API: boolean dtype upsets cumsum · Issue #4170 · pandas-dev/pandas (original) (raw)
cumsum seems to require skipna=False otherwise it sulks here. (Not investigate which others are also affected, cumprod is though).
In [10]: b = pd.Series([False, False, False, True, True, False, False])
In [11]: b
Out[11]:
0 False
1 False
2 False
3 True
4 True
5 False
6 False
dtype: bool
In [12]: b.cumsum()
---------------------------------------------------------------------------
ValueError Traceback (most recent call last)
<ipython-input-12-f3f684a93525> in <module>()
----> 1 b.cumsum()
/Library/Frameworks/Python.framework/Versions/2.7/lib/python2.7/site-packages/pandas/core/series.pyc in cumsum(self, axis, dtype, out, skipna)
1626
1627 if do_mask:
-> 1628 np.putmask(result, mask, pa.NA)
1629
1630 return Series(result, index=self.index)

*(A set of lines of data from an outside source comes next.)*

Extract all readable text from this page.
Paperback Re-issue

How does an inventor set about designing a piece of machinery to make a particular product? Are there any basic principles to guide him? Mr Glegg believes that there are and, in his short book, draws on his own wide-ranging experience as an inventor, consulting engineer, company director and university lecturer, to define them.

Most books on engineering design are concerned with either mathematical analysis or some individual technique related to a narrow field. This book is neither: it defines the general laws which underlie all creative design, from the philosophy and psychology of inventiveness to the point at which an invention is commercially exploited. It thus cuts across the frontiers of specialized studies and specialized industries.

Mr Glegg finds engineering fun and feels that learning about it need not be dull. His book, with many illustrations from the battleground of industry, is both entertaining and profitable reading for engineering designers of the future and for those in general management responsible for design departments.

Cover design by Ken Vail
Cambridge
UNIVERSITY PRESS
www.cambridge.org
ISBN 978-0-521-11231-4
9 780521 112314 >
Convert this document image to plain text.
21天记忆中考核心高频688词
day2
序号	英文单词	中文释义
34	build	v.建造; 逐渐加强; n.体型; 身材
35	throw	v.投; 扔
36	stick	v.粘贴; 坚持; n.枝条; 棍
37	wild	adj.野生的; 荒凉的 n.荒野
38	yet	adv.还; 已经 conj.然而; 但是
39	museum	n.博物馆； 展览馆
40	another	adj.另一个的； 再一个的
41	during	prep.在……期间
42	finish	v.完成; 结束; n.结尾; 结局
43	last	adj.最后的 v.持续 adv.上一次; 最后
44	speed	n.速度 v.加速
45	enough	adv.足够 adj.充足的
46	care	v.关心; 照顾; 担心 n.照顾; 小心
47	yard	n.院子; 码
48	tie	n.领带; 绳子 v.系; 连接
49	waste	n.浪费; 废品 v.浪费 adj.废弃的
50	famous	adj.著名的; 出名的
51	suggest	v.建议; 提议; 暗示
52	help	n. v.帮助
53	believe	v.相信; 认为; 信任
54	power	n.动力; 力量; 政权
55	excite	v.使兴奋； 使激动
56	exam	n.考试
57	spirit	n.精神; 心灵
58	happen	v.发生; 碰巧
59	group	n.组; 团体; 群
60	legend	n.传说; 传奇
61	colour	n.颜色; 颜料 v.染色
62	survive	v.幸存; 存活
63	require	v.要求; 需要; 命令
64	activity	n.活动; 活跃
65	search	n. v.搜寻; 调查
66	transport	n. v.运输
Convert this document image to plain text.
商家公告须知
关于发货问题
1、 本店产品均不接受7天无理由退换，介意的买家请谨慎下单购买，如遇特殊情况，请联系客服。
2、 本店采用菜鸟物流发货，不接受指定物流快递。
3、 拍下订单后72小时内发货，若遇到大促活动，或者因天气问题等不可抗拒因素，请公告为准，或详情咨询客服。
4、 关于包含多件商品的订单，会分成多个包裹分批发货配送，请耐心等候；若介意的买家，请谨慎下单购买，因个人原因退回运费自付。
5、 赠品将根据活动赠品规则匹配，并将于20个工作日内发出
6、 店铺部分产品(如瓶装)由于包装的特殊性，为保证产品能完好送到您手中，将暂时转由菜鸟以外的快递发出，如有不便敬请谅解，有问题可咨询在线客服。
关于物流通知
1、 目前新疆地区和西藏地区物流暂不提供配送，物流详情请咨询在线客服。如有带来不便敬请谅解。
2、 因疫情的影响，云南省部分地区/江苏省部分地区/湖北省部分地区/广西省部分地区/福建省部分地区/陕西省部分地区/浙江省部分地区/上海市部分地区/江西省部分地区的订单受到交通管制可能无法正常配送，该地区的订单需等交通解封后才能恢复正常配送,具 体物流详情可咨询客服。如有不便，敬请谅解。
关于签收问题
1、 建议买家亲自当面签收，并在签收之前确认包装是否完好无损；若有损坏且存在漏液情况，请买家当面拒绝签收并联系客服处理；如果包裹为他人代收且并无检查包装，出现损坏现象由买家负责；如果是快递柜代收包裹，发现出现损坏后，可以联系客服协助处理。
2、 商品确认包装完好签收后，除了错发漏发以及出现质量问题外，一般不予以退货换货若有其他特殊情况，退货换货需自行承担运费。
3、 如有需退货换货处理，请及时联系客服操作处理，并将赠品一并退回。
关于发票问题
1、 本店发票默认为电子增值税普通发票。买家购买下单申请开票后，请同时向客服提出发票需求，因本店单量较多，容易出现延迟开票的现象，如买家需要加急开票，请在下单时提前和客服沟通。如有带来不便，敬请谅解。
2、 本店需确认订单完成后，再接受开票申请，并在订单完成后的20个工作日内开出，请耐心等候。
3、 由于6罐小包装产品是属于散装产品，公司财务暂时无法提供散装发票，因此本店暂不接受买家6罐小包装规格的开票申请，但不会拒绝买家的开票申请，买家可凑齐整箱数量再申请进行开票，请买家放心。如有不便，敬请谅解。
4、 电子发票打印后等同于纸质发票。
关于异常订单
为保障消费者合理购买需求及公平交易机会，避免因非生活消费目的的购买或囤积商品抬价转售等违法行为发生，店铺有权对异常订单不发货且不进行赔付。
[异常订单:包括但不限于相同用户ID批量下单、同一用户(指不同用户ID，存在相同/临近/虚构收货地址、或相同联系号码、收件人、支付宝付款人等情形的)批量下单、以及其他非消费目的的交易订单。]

ValueError: cannot convert float NaN to integer
In [13]: b.cumsum(skipna=False)
Out[13]:
0 0
1 0
2 0
3 1
4 2
5 2
6 2
dtype: int64
If it has nans or you int or object it works as expected:
In [21]: b.astype(int).cumsum()
In [22]: b.astype(object).cumsum() # False at the beginning is expected
In [23]: b.astype(int).astype(object).cumsum()
Also, if you try and inset an nan it doesn't work nor raise (!):
In [31]: b.loc[0] = np.nan
In [32]: b
Out[32]:
0 True
1 False
2 False
3 True
4 True
5 False
6 False
dtype: bool